A report by the European Tour Operators Association (ETOA) shows that countries who host the Olympics suffer from a drop in tourism growth in the years surrounding the event. There is no long-term boost to tourism, as has been widely asserted.
In the case of Australia, a trend of over 10% growth in visitor arrivals turned into a decline two years before the Sydney Olympics. The stagnation persisted for more than two years after.
By comparison, New Zealand experienced steadily improving tourism growth throughout the past decade. This too is shown in the chart below. In the five years prior to the Olympics, Australia’s and New Zealand’s tourism was growing at the same rate but Australia’s growth lost ground significantly straight after the Olympics.
A similar ‘Olympic Effect’ is also apparent for four out of the last five Olympics - in Sydney 2000, Atlanta 1996, Barcelona 1992 and Seoul 1988 (below).
With regard to Athens, official statistics for the years after the Games are not yet available. However the pattern appears to be the same. In 2002, two years before the Olympics, arrivals in Greece were 8.2% up on the previous year but in 2003, numbers fell by 1.5%. This decline continued until the first part of 2004. One month before the start of the Games, visitor arrivals were 12% down.
Whilst ETOA’s findings are at odds with a number of other studies that proclaim the tourism benefits of hosting the Olympics, ETOA points out that many of the prior reports have been based on aggregated opinion looking forward to the future rather than on objective fact, looking back on past experience and have been funded by organizations wishing to promote the Games.
The International Olympic Committee’s claims about media exposure have been hyperbolic too. IOC President, Jacques Rogge said on CBS in October 2004 that the total cumulative world television audience - with viewers counted each time they watched - was around 40 billion for the Athens Olympics.
Such numbers do not stand up to scrutiny. There are roughly 6.5 billion people on the planet. Of these, 1.6 billion have no access to electricity and a further 400m are less than 5 years old. To achieve a cumulative audience of 40 billion involves nearly 3 billion people (or 60% of the available world) watching every single day of the games.

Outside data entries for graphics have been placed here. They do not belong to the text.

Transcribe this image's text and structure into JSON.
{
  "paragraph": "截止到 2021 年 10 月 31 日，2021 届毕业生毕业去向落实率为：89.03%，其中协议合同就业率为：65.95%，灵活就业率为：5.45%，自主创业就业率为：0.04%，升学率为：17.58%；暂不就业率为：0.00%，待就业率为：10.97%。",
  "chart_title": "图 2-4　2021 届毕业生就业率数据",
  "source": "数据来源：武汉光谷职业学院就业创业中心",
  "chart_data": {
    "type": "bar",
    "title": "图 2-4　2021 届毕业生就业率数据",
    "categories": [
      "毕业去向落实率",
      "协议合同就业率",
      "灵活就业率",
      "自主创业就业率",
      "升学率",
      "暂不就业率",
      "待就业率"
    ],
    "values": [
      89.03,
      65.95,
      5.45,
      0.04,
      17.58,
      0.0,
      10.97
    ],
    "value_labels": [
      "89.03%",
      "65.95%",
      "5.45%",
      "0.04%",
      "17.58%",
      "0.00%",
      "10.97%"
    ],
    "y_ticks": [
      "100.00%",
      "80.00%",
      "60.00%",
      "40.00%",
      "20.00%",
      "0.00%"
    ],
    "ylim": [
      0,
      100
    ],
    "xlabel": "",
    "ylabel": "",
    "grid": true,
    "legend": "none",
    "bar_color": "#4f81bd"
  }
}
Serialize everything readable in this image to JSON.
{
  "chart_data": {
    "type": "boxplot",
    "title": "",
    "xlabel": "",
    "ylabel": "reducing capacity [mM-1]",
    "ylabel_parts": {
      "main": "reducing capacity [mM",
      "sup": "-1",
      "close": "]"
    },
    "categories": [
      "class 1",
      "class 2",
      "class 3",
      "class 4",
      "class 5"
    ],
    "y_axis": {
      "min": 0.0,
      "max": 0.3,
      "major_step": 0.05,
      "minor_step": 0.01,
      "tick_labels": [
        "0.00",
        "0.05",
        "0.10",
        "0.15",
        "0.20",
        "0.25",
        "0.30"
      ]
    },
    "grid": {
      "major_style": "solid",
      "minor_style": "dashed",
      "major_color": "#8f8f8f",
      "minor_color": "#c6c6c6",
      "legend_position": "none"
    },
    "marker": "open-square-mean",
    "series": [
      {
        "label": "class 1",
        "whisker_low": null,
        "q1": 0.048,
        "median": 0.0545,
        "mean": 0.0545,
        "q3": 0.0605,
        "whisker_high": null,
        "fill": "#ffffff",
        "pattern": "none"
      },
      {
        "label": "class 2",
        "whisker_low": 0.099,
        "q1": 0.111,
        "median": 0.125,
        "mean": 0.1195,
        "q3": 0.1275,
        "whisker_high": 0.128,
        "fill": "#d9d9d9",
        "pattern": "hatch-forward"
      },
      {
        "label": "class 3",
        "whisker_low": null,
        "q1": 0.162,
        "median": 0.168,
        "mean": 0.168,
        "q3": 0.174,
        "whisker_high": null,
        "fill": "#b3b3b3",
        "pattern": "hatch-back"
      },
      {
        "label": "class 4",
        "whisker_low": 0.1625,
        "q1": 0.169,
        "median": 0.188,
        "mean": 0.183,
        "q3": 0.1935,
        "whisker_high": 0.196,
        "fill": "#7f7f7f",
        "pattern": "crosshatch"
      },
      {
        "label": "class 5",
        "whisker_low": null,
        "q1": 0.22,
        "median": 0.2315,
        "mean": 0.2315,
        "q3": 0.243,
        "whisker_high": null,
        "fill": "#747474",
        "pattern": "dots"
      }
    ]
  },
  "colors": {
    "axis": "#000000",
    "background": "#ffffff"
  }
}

Detailed viewing data from the IOC itself for Sydney suggest that the total number watching “peak time” was 280 million people. Even if this number is multiplied up by the number of days the games is open, the audience size would only be a tenth of that claimed by enthusaists.
ETOA’s research also disproves claims that the beneficial impact of the Olympics needs to be measured over a longer period of time. Taking Barcelona as an example, longer-term tourism growth since the Games has been outstripped by other comparable European cities, such as Prague and Dublin.
Tom Jenkins, Executive Director, ETOA said: “These findings may seem surprising because during the Games the city’s hotels are full. But this situation is short-lived. Olympic visitors tend not to be big consumers of sightseeing excursions; neither are they committed visitors to museums, historic monuments and other classic tourist attractions.”
He continued: “The presence of the Olympics deters regular tourists: they perceive that the city will be full, disrupted, congested and over-priced. A reduction in the numbers of regular tourists halts the conveyor belt of satisfied customers bringing more visitors. “The word of mouth” falls silent. In theory this should be replaced by an eager television audience. In practice it is not.”
ETOA has identified various measures required to mitigate the potentially damaging impact of the Olympics on tourism and is demanding a coordinated, government-backed strategy, including:
—A commitment not to burden the tourism industry with any additional tax
—A national marketing campaign with an appropriate budget to smooth out the inevitable post Olympic dip
—Specific communication to make the point that London is able to absorb the Games without difficulty and that it will be open for tourist business as usual throughout 2012
—Initiatives and marketing communication in the years running up to the Games to counteract fears that London will be full, over-priced or ‘otherwise engaged’, possibly detailing how much is open and the bargains available
—Arrangements to give ‘Olympic visitors’ a full tourism experience whilst they are in the UK for the Games
Tom Jenkins concluded: “The Olympic Games do not turn tourists into sports fans or sports fans into tourists. Locations such as Wembley (Soccer), Wimbledon (Tennis) and Kennington (Cricket) are not non-sporting tourist destinations; they are not and will not become centres of tourism.
London is a great tourist city. Action must be taken to ensure its continued growth is not disrupted by the Olympics.”